Изобретение относится к области клинической медицины, более конкретно к работам по определению паразитологических агентов в клиническом материале – кале адаптированным методом иммуномагнитной сепарации с последующим иммунофлюоресцентным мечением. Способ пробоподготовки биологического материала кала для проведения определения цист лямблий и ооцист криптоспоридий методом иммуномагнитной сепарации с последующим иммунофлюоресцентным мечением включает отбор свежего нативного кала или трехкратной пробы кала, отобранного в консервант, добавление дистиллированной воды, тщательное перемешивание встряхиванием или стеклянной палочкой, фильтрование в центрифужную пробирку объемом 10 мл, центрифугирование в течение 10 мин при 1500 об/мин, затем надосадочную жидкость удаляют и исследуют осадок не более 1 мл, при большем объеме осадка, его ресуспензируют дистиллированной водой и далее обрабатывают как 2 и более порции, для подсчета интенсивности заражения исследуется весь объем полученного осадка. 3 табл., 1 ил., 3 пр.

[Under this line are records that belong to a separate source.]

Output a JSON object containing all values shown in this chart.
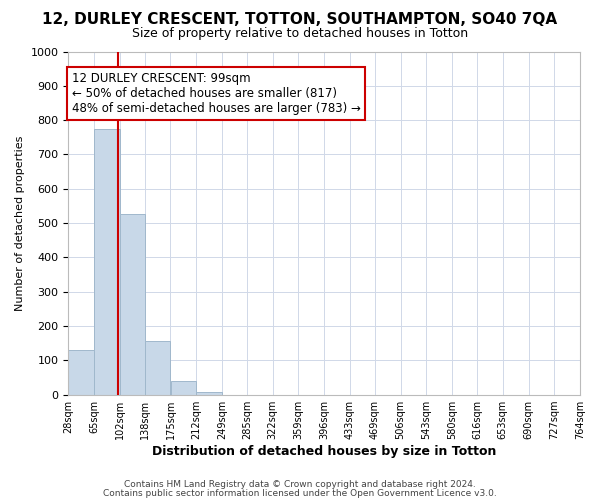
{
  "title": "12, DURLEY CRESCENT, TOTTON, SOUTHAMPTON, SO40 7QA",
  "subtitle": "Size of property relative to detached houses in Totton",
  "xlabel": "Distribution of detached houses by size in Totton",
  "ylabel": "Number of detached properties",
  "bin_edges": [
    28,
    65,
    102,
    138,
    175,
    212,
    249,
    285,
    322,
    359,
    396,
    433,
    469,
    506,
    543,
    580,
    616,
    653,
    690,
    727,
    764
  ],
  "bin_labels": [
    "28sqm",
    "65sqm",
    "102sqm",
    "138sqm",
    "175sqm",
    "212sqm",
    "249sqm",
    "285sqm",
    "322sqm",
    "359sqm",
    "396sqm",
    "433sqm",
    "469sqm",
    "506sqm",
    "543sqm",
    "580sqm",
    "616sqm",
    "653sqm",
    "690sqm",
    "727sqm",
    "764sqm"
  ],
  "counts": [
    130,
    775,
    525,
    155,
    40,
    8,
    0,
    0,
    0,
    0,
    0,
    0,
    0,
    0,
    0,
    0,
    0,
    0,
    0,
    0
  ],
  "bar_color": "#c8d8e8",
  "bar_edge_color": "#a0b8cc",
  "property_line_x": 99,
  "property_line_color": "#cc0000",
  "annotation_text": "12 DURLEY CRESCENT: 99sqm\n← 50% of detached houses are smaller (817)\n48% of semi-detached houses are larger (783) →",
  "annotation_box_color": "white",
  "annotation_box_edge_color": "#cc0000",
  "ylim": [
    0,
    1000
  ],
  "yticks": [
    0,
    100,
    200,
    300,
    400,
    500,
    600,
    700,
    800,
    900,
    1000
  ],
  "footer_line1": "Contains HM Land Registry data © Crown copyright and database right 2024.",
  "footer_line2": "Contains public sector information licensed under the Open Government Licence v3.0.",
  "background_color": "#ffffff",
  "grid_color": "#d0d8e8",
  "title_fontsize": 11,
  "subtitle_fontsize": 9,
  "ylabel_fontsize": 8,
  "xlabel_fontsize": 9,
  "ytick_fontsize": 8,
  "xtick_fontsize": 7,
  "annotation_fontsize": 8.5,
  "footer_fontsize": 6.5
}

Способ пробоподготовки биологического материала кала для проведения определения цист лямблий и ооцист криптоспоридий методом иммуномагнитной сепарации с последующим иммунофлюоресцентным мечением, включающий отбор проб биологического материала кала, пробоподготовку биологического материала, отличающийся тем, что осуществляют отбор свежего нативного кала или трехкратной пробы кала, отобранного в консервант, добавляют дистиллированную воду, тщательно перемешивают встряхиванием или стеклянной палочкой, фильтруют в центрифужную пробирку объемом 10 мл, центрифугируют в течение 10 мин при 1500 об/мин, затем надосадочную жидкость удаляют и исследуют осадок не более 1 мл, при большем объеме осадка его ресуспензируют дистиллированной водой и далее обрабатывают как 2 и более порции, для подсчета интенсивности заражения исследуется весь объем полученного осадка.